Jason Havens’s Answers

2 total

  • How do we execute an estate without putting it into probate.

    Here is the problem my mother passed suddenly and had been living in her trailer on our property, her brother whom she was the caregiver for contiues to live there. My mother owed more than she was worth and had no will, my uncle is now claiming e...

    Jason’s Answer

    You should consult a lawyer licensed in Indiana who focuses on -- and ideally is board-certified in -- estate planning and administration. In Florida, our homestead law would potentially protect the trailer, although even our homestead exemption from creditors' claims -- one of the strongest in the country -- generally would not protect against valid claims of the Internal Revenue Service, as those would "trump" the state's creditor exemption laws. I have no idea whether Indiana has a similar exemption. Even so, the same result might apply. It is, however, possible to negotiate with the Service. They are typically much more reasonable than most folks perceive. A competent lawyer would be able to guide your family through that process. I would suggest contacting your local bar association and probably the Indiana Bar Association. If you cannot find someone to help, try a legal aid service or even a clinic at a nearby law school (Notre Dame being not too far from you, although I am not sure if they would handle this type of case).

    Also, your question needs to be rephrased a bit. I think that you are asking how to administer or "probate" the estate -- not execute it. When lawyers refer to execution, they usually mean signing some type of legal document(s). My previous posting regarding probate administration in Florida might be helpful for your general reference, although again you would need to consult someone in your own state (jurisdiction) to assist with your particular situation.

    I hope that this helps. As with any of these postings, this is merely general information and not intended as legal advice in any way. You should always consult a competent lawyer regarding your own situation. Also remember that law is just as or more specialized than any other profession, which means that all lawyers are not alike and you should proceed with caution if a lawyer claims to offer legal services in areas such as criminal defense, real estate, and estate planning and administration!

    See question 
  • Does an estate have to go through Probate?

    My moms estate is less than $75,000.00 Does it have to go through Probate? And if so can I file paperwork with the courts without an attorney?

    Jason’s Answer

    That is unfortunately not a simple question, even though it might seem so. As you might be aware, Florida has two types of probate administration: summary (abbreviated) administration and formal administration. Summary administration is generally available if the estate's assets are valued at less than $75,000 or if more than two years have elapsed since the decedent's date of death. See FLA. STAT. section 735.201 et seq. (available here:

    There are several nuances to summary administration that should be noted here. First, the "cap" in terms of value does not include non-probate assets or assets that are considered exempt from creditors' claims, the most significant one of which is Florida homestead property. Therefore, even if the estate's assets include a $3 million homestead, it can still qualify for summary administration. Second, there is no cap on the value of an estate if more than two years have passed since the decedent's death. This exception relies on Florida's two year statute of non-claim (known as a "statute of repose" -- similar to a statute of limitations, but generally even stronger in barring claims after the applicable period ends). Third, if the estate is "testate," meaning there is a will that governs the probate administration and disposition of the estate's assets, and it requires formal probate administration (which is relatively rare), then you generally may not use summary administration. The final item to note is that sometimes you should consider formal administration even if summary probate administration is available. For example, if an actual personal representative (or letters of administration, which in other states are known as "letters testamentary) is needed to process non-probate benefits, such as life insurance claims or retirement account settlements, then summary administration might not work as well because there is no personal representative appointed in a Florida summary administration -- only a petition and an order from the court confirming that the assets should pass as specified in the order.
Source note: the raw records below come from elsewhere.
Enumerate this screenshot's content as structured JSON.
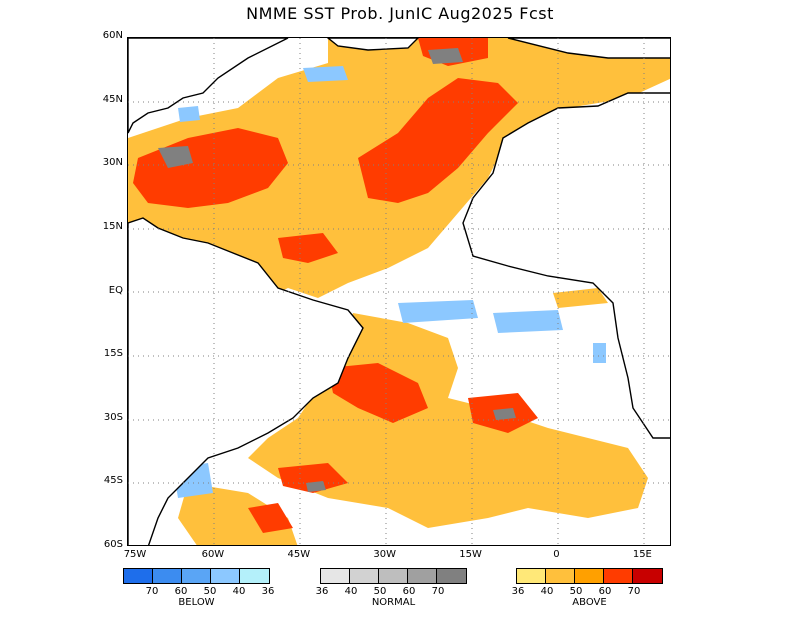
{
  "title": "NMME SST Prob. JunIC  Aug2025 Fcst",
  "map": {
    "lat_labels": [
      "60N",
      "45N",
      "30N",
      "15N",
      "EQ",
      "15S",
      "30S",
      "45S",
      "60S"
    ],
    "lon_labels": [
      "75W",
      "60W",
      "45W",
      "30W",
      "15W",
      "0",
      "15E"
    ],
    "lat_range": [
      -60,
      60
    ],
    "lon_range": [
      -75,
      20
    ],
    "grid": "dotted"
  },
  "legend": {
    "below": {
      "label": "BELOW",
      "ticks": [
        "70",
        "60",
        "50",
        "40",
        "36"
      ],
      "colors": [
        "#1e6eeb",
        "#3c8cf0",
        "#5aa5f5",
        "#8cc8ff",
        "#b4f0fa"
      ]
    },
    "normal": {
      "label": "NORMAL",
      "ticks": [
        "36",
        "40",
        "50",
        "60",
        "70"
      ],
      "colors": [
        "#e6e6e6",
        "#d2d2d2",
        "#bebebe",
        "#a0a0a0",
        "#808080"
      ]
    },
    "above": {
      "label": "ABOVE",
      "ticks": [
        "36",
        "40",
        "50",
        "60",
        "70"
      ],
      "colors": [
        "#ffe878",
        "#ffc03c",
        "#ffa000",
        "#ff3c00",
        "#c80000"
      ]
    }
  }
}
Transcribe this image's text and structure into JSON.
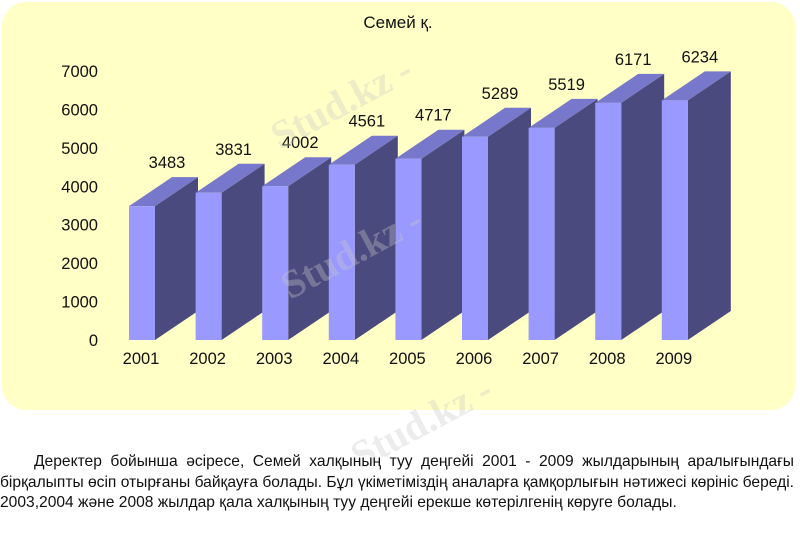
{
  "chart_data": {
    "type": "bar",
    "title": "Семей қ.",
    "categories": [
      "2001",
      "2002",
      "2003",
      "2004",
      "2005",
      "2006",
      "2007",
      "2008",
      "2009"
    ],
    "values": [
      3483,
      3831,
      4002,
      4561,
      4717,
      5289,
      5519,
      6171,
      6234
    ],
    "ylim": [
      0,
      7000
    ],
    "yticks": [
      "0",
      "1000",
      "2000",
      "3000",
      "4000",
      "5000",
      "6000",
      "7000"
    ],
    "grid": false,
    "legend": "none",
    "colors": {
      "front": "#9999ff",
      "side": "#4a4a7e",
      "top": "#7777cc",
      "panel": "#ffffc6"
    }
  },
  "watermark": "Stud.kz -",
  "caption": "Деректер бойынша әсіресе, Семей халқының туу деңгейі 2001 - 2009 жылдарының аралығындағы бірқалыпты өсіп отырғаны байқауға болады. Бұл үкіметіміздің аналарға қамқорлығын нәтижесі көрініс береді. 2003,2004 және 2008 жылдар қала халқының туу деңгейі ерекше көтерілгенің көруге болады."
}
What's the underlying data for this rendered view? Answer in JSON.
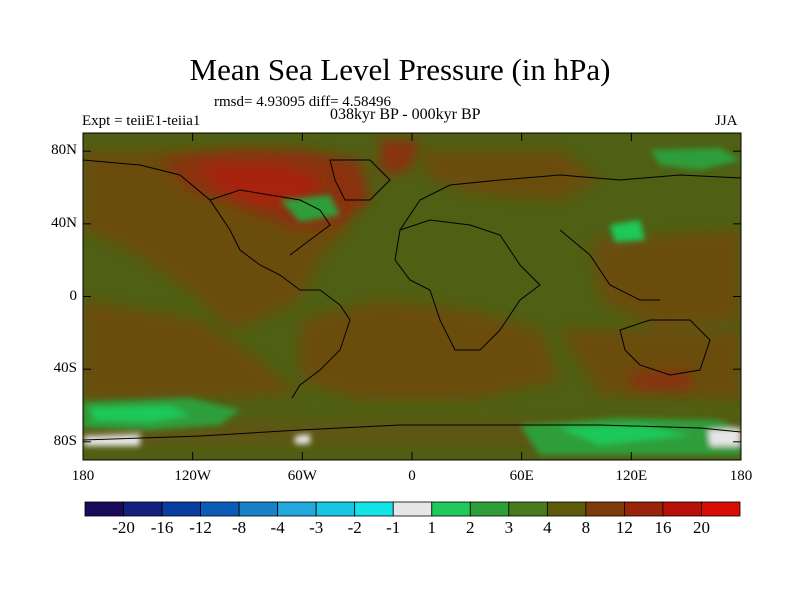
{
  "title": "Mean Sea Level Pressure (in hPa)",
  "stats": "rmsd= 4.93095 diff= 4.58496",
  "subtitle": "038kyr BP - 000kyr BP",
  "left_label": "Expt = teiiE1-teiia1",
  "right_label": "JJA",
  "map": {
    "projection": "cylindrical equidistant",
    "lon_range": [
      -180,
      180
    ],
    "lat_range": [
      -90,
      90
    ],
    "lat_ticks": [
      {
        "value": 80,
        "label": "80N"
      },
      {
        "value": 40,
        "label": "40N"
      },
      {
        "value": 0,
        "label": "0"
      },
      {
        "value": -40,
        "label": "40S"
      },
      {
        "value": -80,
        "label": "80S"
      }
    ],
    "lon_ticks": [
      {
        "value": -180,
        "label": "180"
      },
      {
        "value": -120,
        "label": "120W"
      },
      {
        "value": -60,
        "label": "60W"
      },
      {
        "value": 0,
        "label": "0"
      },
      {
        "value": 60,
        "label": "60E"
      },
      {
        "value": 120,
        "label": "120E"
      },
      {
        "value": 180,
        "label": "180"
      }
    ],
    "background_color": "#4f5f14"
  },
  "colorbar": {
    "labels": [
      "-20",
      "-16",
      "-12",
      "-8",
      "-4",
      "-3",
      "-2",
      "-1",
      "1",
      "2",
      "3",
      "4",
      "8",
      "12",
      "16",
      "20"
    ],
    "colors": [
      "#1a0a5a",
      "#12207e",
      "#0a3da0",
      "#0a5cb6",
      "#1782c8",
      "#22a8dc",
      "#18c6e4",
      "#14e4e8",
      "#e6e6e6",
      "#1fc95a",
      "#2e9e3a",
      "#4a7a1c",
      "#5e5a0c",
      "#7e3c0a",
      "#9a240a",
      "#b81208",
      "#d80e04"
    ]
  }
}
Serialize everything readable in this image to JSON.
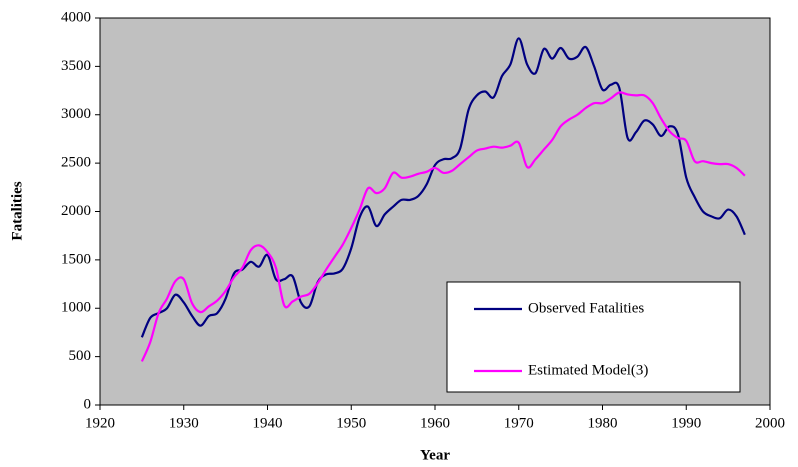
{
  "chart_data": {
    "type": "line",
    "x_label": "Year",
    "y_label": "Fatalities",
    "x": [
      1925,
      1926,
      1927,
      1928,
      1929,
      1930,
      1931,
      1932,
      1933,
      1934,
      1935,
      1936,
      1937,
      1938,
      1939,
      1940,
      1941,
      1942,
      1943,
      1944,
      1945,
      1946,
      1947,
      1948,
      1949,
      1950,
      1951,
      1952,
      1953,
      1954,
      1955,
      1956,
      1957,
      1958,
      1959,
      1960,
      1961,
      1962,
      1963,
      1964,
      1965,
      1966,
      1967,
      1968,
      1969,
      1970,
      1971,
      1972,
      1973,
      1974,
      1975,
      1976,
      1977,
      1978,
      1979,
      1980,
      1981,
      1982,
      1983,
      1984,
      1985,
      1986,
      1987,
      1988,
      1989,
      1990,
      1991,
      1992,
      1993,
      1994,
      1995,
      1996,
      1997
    ],
    "series": [
      {
        "name": "Observed Fatalities",
        "color": "#000080",
        "values": [
          700,
          900,
          950,
          1000,
          1140,
          1060,
          920,
          820,
          920,
          950,
          1100,
          1360,
          1400,
          1480,
          1430,
          1550,
          1300,
          1300,
          1330,
          1060,
          1020,
          1270,
          1350,
          1360,
          1410,
          1620,
          1940,
          2050,
          1850,
          1970,
          2050,
          2120,
          2120,
          2160,
          2280,
          2480,
          2540,
          2550,
          2650,
          3050,
          3200,
          3240,
          3180,
          3400,
          3520,
          3790,
          3520,
          3430,
          3680,
          3580,
          3690,
          3580,
          3600,
          3700,
          3500,
          3260,
          3310,
          3280,
          2760,
          2820,
          2940,
          2900,
          2780,
          2880,
          2800,
          2350,
          2150,
          2000,
          1950,
          1930,
          2020,
          1950,
          1760
        ]
      },
      {
        "name": "Estimated Model(3)",
        "color": "#ff00ff",
        "values": [
          450,
          650,
          950,
          1100,
          1280,
          1300,
          1050,
          960,
          1020,
          1080,
          1180,
          1320,
          1420,
          1600,
          1650,
          1580,
          1420,
          1030,
          1070,
          1120,
          1150,
          1260,
          1400,
          1530,
          1660,
          1830,
          2020,
          2240,
          2190,
          2240,
          2400,
          2350,
          2360,
          2390,
          2410,
          2450,
          2400,
          2420,
          2490,
          2560,
          2630,
          2650,
          2670,
          2660,
          2680,
          2710,
          2460,
          2540,
          2640,
          2740,
          2880,
          2950,
          3000,
          3070,
          3120,
          3120,
          3170,
          3230,
          3210,
          3200,
          3200,
          3120,
          2960,
          2830,
          2760,
          2730,
          2520,
          2520,
          2500,
          2490,
          2490,
          2450,
          2370
        ]
      }
    ],
    "xlim": [
      1920,
      2000
    ],
    "xticks": [
      1920,
      1930,
      1940,
      1950,
      1960,
      1970,
      1980,
      1990,
      2000
    ],
    "ylim": [
      0,
      4000
    ],
    "yticks": [
      0,
      500,
      1000,
      1500,
      2000,
      2500,
      3000,
      3500,
      4000
    ],
    "legend": "lower right",
    "plot_background": "#c0c0c0"
  }
}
    For better or worse, you must engage a Florida lawyer to file either type of probate case in Florida. The only other "type" of probate, which is not truly so, is an application to the court for "disposition of personal property without administration." That filing does not require a lawyer. However, if you have assets other than personal property, you cannot simply use that application to deal with those other assets. There are other aspects of this filing that are explained in the Florida Probate Code. See FLA. STAT. section 735.301 (available via link above).

    There are numerous resources online that would provide more information than my general summary here. For example, The Florida Bar's excellent "Probate in Florida" consumer pamphlet gives you a superb introduction to this topic. Just search for "Florida Bar probate" (no quotation marks necessary), and you should find it. I would post a link, but our Bar's website links are often very lengthy due to the design of the site. Following is a shortcut, however, that I just created for your use: I hope that this helps you.